On April 5, 1993, GTEDPC filed a motion to amend its Amended
Complaint to add Blumberg as a defendant. Trimen opposed the
motion, arguing Blumberg was merely the national sales manager for
Trimen with no ownership interests. The district court accepted
Trimen's description of Blumberg's position and denied GTEDPC's
motion.
The case proceeded to a bench trial before District Judge
Robert R. Merhige, Jr., on March 17, 1994. At the trial, GTEDPC
argued that under Florida law, it had an absolute right and
privilege to contact the advertisers whose ads were placed by
Trimen and Blumberg with GTEDPC regardless of whether that contact
injured Trimen or Blumberg. (Transcript of Bench Trial p. 200).
According to GTEDPC, in Ad-Vantage I, its counsel erroneously
failed to argue GTEDPC had an absolute right to contact the
advertisers and, therefore, this issue has not been ruled on by
this court. Id. After a one day trial, Judge Merhige dismissed
GTEDPC's case for lack of a case or controversy.
II. Dismissal For Lack of a Case or Controversy
The district court's dismissal of GTEDPC's case for lack of
a case or controversy is reviewed de novo. U.S. Fire Ins. v.
Caulkins Indiantown Citrus, 931 F.2d 744, 747 (11th Cir.1991).

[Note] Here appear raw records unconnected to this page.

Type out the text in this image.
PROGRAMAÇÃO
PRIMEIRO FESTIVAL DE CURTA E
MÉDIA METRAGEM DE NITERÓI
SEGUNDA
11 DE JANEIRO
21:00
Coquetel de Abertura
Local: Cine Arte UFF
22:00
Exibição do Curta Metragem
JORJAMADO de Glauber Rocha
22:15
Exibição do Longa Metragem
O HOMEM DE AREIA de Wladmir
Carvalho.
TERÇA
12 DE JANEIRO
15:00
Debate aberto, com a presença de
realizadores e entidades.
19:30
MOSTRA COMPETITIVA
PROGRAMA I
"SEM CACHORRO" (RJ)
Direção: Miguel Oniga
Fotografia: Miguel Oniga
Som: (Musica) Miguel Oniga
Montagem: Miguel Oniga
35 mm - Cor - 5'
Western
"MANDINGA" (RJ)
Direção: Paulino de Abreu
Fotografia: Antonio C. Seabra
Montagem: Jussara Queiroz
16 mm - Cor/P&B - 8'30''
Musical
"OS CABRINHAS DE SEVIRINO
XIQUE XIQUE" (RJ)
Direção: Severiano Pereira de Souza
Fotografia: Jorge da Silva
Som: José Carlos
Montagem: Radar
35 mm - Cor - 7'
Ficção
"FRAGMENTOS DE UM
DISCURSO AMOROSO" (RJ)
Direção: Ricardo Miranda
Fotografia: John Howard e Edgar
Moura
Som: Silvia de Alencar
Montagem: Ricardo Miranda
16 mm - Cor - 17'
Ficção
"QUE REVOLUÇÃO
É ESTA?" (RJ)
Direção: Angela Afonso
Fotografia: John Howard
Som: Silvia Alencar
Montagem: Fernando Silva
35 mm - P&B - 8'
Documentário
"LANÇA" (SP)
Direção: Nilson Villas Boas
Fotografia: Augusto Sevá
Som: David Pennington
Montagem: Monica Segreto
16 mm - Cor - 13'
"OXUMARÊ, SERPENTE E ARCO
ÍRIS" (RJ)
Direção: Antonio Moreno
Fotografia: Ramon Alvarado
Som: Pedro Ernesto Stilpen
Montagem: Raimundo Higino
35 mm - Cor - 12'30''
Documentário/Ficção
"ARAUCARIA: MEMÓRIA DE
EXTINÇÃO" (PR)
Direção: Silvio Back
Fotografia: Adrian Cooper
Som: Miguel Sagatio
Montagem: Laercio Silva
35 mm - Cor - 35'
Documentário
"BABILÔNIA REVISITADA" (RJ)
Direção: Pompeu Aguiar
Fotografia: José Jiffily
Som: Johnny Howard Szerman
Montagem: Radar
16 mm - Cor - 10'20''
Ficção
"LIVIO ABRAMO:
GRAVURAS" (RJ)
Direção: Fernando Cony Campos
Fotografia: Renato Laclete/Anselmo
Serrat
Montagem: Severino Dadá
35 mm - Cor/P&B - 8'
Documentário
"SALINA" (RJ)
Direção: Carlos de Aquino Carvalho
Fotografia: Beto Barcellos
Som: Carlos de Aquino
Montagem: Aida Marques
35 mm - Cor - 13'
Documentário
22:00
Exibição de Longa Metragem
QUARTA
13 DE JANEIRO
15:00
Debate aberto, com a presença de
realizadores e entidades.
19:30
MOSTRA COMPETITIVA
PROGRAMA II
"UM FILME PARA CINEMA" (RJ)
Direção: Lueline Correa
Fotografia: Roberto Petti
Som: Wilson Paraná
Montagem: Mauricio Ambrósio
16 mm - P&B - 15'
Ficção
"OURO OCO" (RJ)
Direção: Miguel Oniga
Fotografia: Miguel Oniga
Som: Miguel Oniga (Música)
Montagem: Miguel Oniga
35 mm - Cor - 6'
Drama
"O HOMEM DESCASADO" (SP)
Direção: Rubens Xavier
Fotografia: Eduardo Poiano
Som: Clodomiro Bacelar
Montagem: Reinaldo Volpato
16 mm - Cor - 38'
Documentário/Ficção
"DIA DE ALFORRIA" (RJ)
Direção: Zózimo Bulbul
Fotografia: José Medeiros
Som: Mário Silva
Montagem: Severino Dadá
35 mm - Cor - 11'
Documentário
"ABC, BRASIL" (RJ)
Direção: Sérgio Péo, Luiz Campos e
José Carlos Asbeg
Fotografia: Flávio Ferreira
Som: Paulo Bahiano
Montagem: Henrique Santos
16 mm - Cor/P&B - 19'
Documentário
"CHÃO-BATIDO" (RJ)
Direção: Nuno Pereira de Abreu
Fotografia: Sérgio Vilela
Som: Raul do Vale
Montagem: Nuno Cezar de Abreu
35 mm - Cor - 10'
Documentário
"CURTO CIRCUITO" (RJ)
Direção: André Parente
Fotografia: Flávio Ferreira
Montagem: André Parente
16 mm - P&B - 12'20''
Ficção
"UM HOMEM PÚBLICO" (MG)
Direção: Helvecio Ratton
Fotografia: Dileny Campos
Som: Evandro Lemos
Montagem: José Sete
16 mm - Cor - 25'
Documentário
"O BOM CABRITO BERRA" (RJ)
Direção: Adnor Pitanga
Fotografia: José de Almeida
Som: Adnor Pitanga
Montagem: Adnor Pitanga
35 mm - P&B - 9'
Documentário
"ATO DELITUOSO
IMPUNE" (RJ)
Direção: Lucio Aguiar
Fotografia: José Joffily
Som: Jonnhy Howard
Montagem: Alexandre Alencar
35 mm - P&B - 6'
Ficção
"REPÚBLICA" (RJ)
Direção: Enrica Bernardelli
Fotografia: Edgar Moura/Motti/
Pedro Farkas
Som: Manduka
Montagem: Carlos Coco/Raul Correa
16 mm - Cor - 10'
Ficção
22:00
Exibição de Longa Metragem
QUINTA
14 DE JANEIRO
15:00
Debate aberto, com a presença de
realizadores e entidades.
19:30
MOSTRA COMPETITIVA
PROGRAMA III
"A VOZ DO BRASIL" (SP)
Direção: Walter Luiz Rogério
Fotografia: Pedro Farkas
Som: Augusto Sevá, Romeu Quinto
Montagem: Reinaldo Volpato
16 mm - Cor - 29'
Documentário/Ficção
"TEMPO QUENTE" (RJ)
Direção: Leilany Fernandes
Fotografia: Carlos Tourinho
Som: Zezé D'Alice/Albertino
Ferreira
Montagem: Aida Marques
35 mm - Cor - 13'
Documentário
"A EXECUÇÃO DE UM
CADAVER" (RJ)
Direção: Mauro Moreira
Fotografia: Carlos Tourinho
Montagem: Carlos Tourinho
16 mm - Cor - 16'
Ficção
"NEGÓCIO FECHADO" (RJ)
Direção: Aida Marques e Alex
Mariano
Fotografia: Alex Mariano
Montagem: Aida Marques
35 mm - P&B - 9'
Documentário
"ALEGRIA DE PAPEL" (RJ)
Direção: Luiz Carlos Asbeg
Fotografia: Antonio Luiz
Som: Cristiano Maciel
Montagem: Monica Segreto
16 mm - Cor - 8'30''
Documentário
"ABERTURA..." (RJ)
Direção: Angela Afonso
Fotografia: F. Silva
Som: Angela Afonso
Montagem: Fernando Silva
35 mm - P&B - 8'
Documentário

"At the outset we note that the Declaratory Judgment Act does
not enlarge the jurisdiction of the federal courts but rather "is
operative only in respect to controversies which are such in the
constitutional sense.... Thus the operation of the Declaratory
Judgement Act is procedural only.' " Wendy's Intern., Inc. v. City
of Birmingham, 868 F.2d 433, 435 (11th Cir.1989).
At an irreducible minimum, the party who invokes the court's
authority under Article III must show: (1) that they
personally have suffered some actual or threatened injury as
a result of the alleged conduct of the defendant; (2) that
the injury fairly can be traced to the challenged action; and
(3) that it is likely to be redressed by a favorable decision.
Caulkins, 931 F.2d at 747 (11th Cir.1991) (citing Valley Forge
College v. Americans United, 454 U.S. 464, 472, 102 S.Ct. 752, 758,
70 L.Ed.2d 700 (1982)). The determination of whether an actual
case or controversy exists is determined on a case-by-case basis.
Hendrix v. Poonai, 662 F.2d 719, 721-22 (11th Cir.1981).
The difference between an abstract question and a
"controversy" contemplated by the Declaratory Judgment Act is
necessarily one of degree, and it would be difficult, if it
would be possible, to fashion a precise test for determining
in every case whether there is such a controversy. Basically,
the question in each case is whether the facts alleged, under
all the circumstances, show that there is a substantial
controversy, between parties having adverse legal interests,
of sufficient immediacy and reality to warrant the issuance of
a declaratory judgment.
Maryland Cas. Co. v. Pacific Coal & Oil Co., 312 U.S. 270, 273, 61
S.Ct. 510, 512, 85 L.Ed. 826 (1941) (citation omitted). We now
apply these rather nebulous standards to the facts of this case.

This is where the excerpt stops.